You know how foods taste strange, or indeed, rather flavor-less when you have a head cold? Well, some people are born with a permanent genetic impairment that prevents their nose from ever picking up scents, volatile cues that are critical to experiencing a food's full flavor. Over the past year, Washington, D.C., physician Robert I. Henkin, began homing in on what underlies the problem for most afflicted individuals. Two days ago, the genial neurologist reported his findings--and a partial cure--at the Experimental Biology '07 meeting, in Washington, D.C.
For most of his patients, their scentsless existence traces to a lack of growth factors in nasal mucus. These proteins are needed to support the health of sensory cells in tissue lining the inside of the nose.

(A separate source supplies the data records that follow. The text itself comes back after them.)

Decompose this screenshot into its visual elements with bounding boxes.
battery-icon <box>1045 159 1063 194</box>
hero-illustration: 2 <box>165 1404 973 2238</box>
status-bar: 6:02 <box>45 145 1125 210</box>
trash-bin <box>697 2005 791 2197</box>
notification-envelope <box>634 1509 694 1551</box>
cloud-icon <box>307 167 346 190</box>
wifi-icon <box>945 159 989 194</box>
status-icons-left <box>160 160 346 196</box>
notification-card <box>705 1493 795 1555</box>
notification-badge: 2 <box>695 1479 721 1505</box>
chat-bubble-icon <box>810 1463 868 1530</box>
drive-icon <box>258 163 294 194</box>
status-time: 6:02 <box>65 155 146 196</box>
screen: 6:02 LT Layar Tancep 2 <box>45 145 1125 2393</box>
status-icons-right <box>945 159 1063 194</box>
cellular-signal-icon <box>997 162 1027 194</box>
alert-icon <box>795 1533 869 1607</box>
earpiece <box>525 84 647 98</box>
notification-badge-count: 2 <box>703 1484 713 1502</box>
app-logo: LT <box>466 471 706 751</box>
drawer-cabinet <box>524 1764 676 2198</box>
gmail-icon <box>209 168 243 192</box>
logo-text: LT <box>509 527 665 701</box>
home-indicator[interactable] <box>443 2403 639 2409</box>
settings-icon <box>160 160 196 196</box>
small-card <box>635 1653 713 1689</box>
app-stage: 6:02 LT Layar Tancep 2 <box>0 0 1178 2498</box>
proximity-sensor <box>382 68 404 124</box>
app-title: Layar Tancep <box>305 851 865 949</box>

In their absence, those sensory cells can become impaired or disappear, he noted.
Afflicted individuals can sense that there are odors around, and their general intensity, but can't distinguish between them, Henkin explains. Their taste buds work fine, so they can detect salt, sweet, bitter, and sour. But they'd never discern the difference between a strawberry flavor and straight sugar, because the primary berry essence is a scent.
Once he realized what was missing in the mucus, Henkin's team at the Taste and Smell Clinic began treating people with drugs--generally phosphodiesterase inhibitors--that help the body make adequate amounts of the missing proteins. Months may go by before nasal secretions become anywhere near replete enough to rescue scent-sensing cells. Once they do, his patients suddenly find themselves bathed in a complex world of strange, wondrous, and often enticing odors.
At the meeting, Henkin reported data from the first 25 patients treated. Even with long-term drug therapy, their mucus growth-factor concentrations never reached normal levels, he told me, "but they get close to it." More to the point, these people get to lead richer, safer lives. Indeed, he notes, some patients had become sickened in the past by not detecting the smell of spoiled foods.
After our talk, I tried to imagine a world devoid of the smells of coffee, chocolate, newly mown grass, or a freshly bathed infant. Who would willingly give that up?
Which explains why Henkin's patients tend to stick with their drug therapy, despite the side effects it can bring, such as increased anxiety or a racing heart rate.
Oh, he did mention one additional therapeutic drawback: weight gain. It seems that once his patients wake up the world of smells, the flavors of their foods can seduce them into downing larger portions.